There's two primary modes; choosing Level provides intervals after you've "zooped" the appropriate number of shapes indicated in the top right corner of the screen and the map resets. Each level gets progressively faster and harder. Continual is much harder, as it retains the previous shape set-up, so there's no moment to get a breather, outside of pausing. There's various power-ups to help clear spaces that randomly generate. If there's a way to prompt them, I haven't figured it out. There's line bombs that remove the entire row of shapes, a proximity bomb that destroys shapes in a 3x3 grid. I have not met the requirements, but if you collect five of the purple springs, it clears the screen of ALL SHAPES!

To make Zoop even harder, as you progress, the background and play area become louder, more contrasting colors intentionally designed to distort your vision. The devs called this "Opti-challenge" Thanks, I really asked for that. My eyes are already terrible, straining to focus on constantly generating blobs of colors do wonders for my retinas. As much as that drives me nuts and it can be visually unappealing, the graphics aren't bad for being minimalistic. Providing you don't mind getting dizzy by the backgrounds.

I mentioned the controls briefly, the gameplay requires getting used to. Learning it can feel a little counterintuitive, considering how fast the game becomes. Moving the triangle along the grid and firing feels very responsive. As long as I keep in mind to at least think a few moves ahead, it's not too bad. I found myself prone to shooting the wrong shapes, since Zoop's heavy-set rule philosophy makes it a little daunting.

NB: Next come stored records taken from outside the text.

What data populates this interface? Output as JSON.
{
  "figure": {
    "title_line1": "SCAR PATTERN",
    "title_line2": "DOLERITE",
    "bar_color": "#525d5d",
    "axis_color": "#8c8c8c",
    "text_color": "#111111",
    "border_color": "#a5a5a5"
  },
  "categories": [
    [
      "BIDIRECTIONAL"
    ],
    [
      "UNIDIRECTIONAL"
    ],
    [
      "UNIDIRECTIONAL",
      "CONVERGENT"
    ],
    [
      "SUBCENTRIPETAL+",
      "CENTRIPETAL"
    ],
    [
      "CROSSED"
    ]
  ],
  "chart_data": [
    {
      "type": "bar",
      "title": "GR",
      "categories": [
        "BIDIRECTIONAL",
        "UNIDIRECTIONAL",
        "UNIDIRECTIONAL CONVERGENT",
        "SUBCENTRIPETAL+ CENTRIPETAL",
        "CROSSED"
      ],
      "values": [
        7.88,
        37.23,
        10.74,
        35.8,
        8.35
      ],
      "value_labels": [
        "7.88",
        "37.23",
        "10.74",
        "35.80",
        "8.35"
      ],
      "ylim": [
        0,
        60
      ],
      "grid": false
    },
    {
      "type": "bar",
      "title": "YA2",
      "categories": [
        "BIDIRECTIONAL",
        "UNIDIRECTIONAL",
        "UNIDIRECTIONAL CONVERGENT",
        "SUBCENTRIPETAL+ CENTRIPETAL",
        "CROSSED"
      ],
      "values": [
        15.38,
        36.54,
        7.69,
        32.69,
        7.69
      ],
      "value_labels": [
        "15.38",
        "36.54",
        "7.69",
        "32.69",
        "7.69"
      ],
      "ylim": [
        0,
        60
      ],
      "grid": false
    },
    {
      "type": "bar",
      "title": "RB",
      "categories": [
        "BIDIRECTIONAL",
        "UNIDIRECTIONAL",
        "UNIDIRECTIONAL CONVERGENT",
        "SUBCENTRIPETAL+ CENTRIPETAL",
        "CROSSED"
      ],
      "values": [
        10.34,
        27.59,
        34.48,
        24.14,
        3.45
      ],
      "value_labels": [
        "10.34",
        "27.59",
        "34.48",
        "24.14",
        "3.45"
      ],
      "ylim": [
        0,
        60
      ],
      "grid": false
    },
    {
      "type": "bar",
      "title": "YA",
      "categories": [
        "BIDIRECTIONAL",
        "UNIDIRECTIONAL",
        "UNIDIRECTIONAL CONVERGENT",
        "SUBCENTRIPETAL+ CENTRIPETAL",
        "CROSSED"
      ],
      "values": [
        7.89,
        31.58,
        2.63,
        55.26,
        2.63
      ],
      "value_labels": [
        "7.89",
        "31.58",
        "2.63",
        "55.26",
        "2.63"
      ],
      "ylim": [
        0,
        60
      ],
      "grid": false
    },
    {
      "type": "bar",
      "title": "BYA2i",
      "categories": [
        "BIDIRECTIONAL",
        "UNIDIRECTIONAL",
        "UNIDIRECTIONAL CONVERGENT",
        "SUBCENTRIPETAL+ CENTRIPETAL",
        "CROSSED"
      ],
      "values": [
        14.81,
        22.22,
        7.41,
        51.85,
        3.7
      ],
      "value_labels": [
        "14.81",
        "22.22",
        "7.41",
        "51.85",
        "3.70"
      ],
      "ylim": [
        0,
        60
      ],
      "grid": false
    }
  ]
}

Zoop's music and sound is absolutely great. Longtime video game composer Brian L. Shmidt, who's done a lot of work for pinball games as well as many Super Nintendo Electronic Arts titles, lends his talents to the Genesis version. The music is a work of brilliance and its moderately simplistic low-tempo soft jazz contrasts Zoop's lightning fast rapid pace. It sounds like music that you'd hear in a digital casino or Chessmaster. and as each stage progresses, the music gradually picks up with the speed of the game and both are running in arms. It's very creative, having grown up with Tom and Jerry, where the tone is aided by the accompanying score with no dialogue, this is something I greatly appreciate.

Zoop is an interesting piece of history. It really was propped to be the next big puzzle game that was destined to take the gaming world by storm. But by 1995, nobody cared about puzzle games that much anymore. The gameplay can be pretty addictive once you do get the hang of it, and it can be something that might end up occupying a good deal of your time. With its off-the-wall color scheme, entrancing music, and solid controls, Zoop was pretty decent, but with the cutting edge PlayStation on the way and being released at a time where some amazing games were hitting the SNES, like Chrono Trigger, Donkey Kong Country 2: Diddy's Kong Quest, and Earthworm Jim 2 (overlooked in its own right), Zoop quickly got lost in the field.